Influence of Nitrogen‐Doping for Carbide‐Derived Carbons on the Supercapacitor Performance in an Organic Electrolyte and an Ionic Liquid

Abstract

We investigated the influence of nitrogen groups on the electrochemical performance of carbide‐derived carbons by comparing materials with a similar pore structure with and without nitrogen‐doping. These materials were tested in a half‐cell and full‐cell supercapacitor setup with a conventional organic electrolyte (1 M tetraethylammonium tetrafluoroborate in acetonitrile) and an ionic liquid (1‐ethyl‐3‐methylimidazolium tetrafluoroborate).
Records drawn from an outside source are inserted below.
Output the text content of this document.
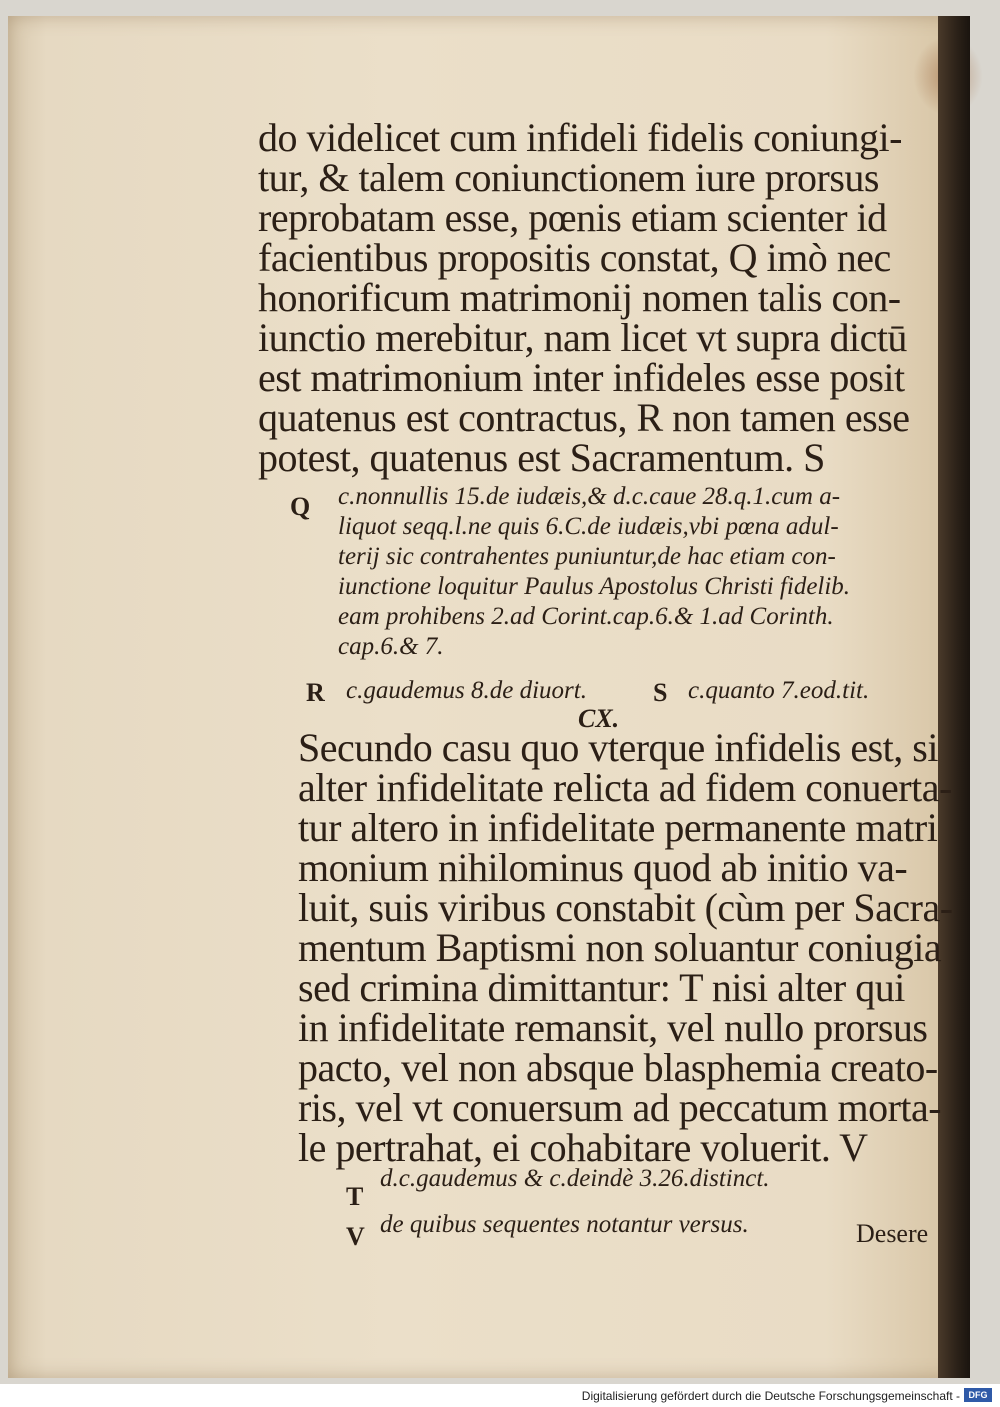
do videlicet cum infideli fidelis coniungi-
tur, & talem coniunctionem iure prorsus
reprobatam esse, pœnis etiam scienter id
facientibus propositis constat, Q imò nec
honorificum matrimonij nomen talis con-
iunctio merebitur, nam licet vt supra dictū
est matrimonium inter infideles esse posit
quatenus est contractus, R non tamen esse
potest, quatenus est Sacramentum. S
Q c.nonnullis 15.de iudæis,& d.c.caue 28.q.1.cum a-
liquot seqq.l.ne quis 6.C.de iudæis,vbi pœna adul-
terij sic contrahentes puniuntur,de hac etiam con-
iunctione loquitur Paulus Apostolus Christi fidelib.
eam prohibens 2.ad Corint.cap.6.& 1.ad Corinth.
cap.6.& 7.
R c.gaudemus 8.de diuort.	S c.quanto 7.eod.tit.
CX.
Secundo casu quo vterque infidelis est, si
alter infidelitate relicta ad fidem conuerta-
tur altero in infidelitate permanente matri
monium nihilominus quod ab initio va-
luit, suis viribus constabit (cùm per Sacra-
mentum Baptismi non soluantur coniugia
sed crimina dimittantur: T nisi alter qui
in infidelitate remansit, vel nullo prorsus
pacto, vel non absque blasphemia creato-
ris, vel vt conuersum ad peccatum morta-
le pertrahat, ei cohabitare voluerit. V
T
d.c.gaudemus & c.deindè 3.26.distinct.
V de quibus sequentes notantur versus.	Desere
Digitalisierung gefördert durch die Deutsche Forschungsgemeinschaft - DFG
Varying the nitrogen content in the range of 1–7 mass % had no systematic influence on the energy storage capacity but a stronger impact on the rate handling ability. The highest specific capacitance in a half‐cell supercapacitor at a negative potential was 215 F/g in EMIM‐BF4. Using the best‐performing carbide‐derived carbon with and without nitrogen‐doping (i. e., by applying a synthesis temperature of 800 °C), the full‐cell performance was 174 F/g, which results in a high specific energy of 61 Wh/kg in EMIM‐BF4. For the same materials, the corresponding specific energy was about 30 Wh/kg when using the organic electrolyte.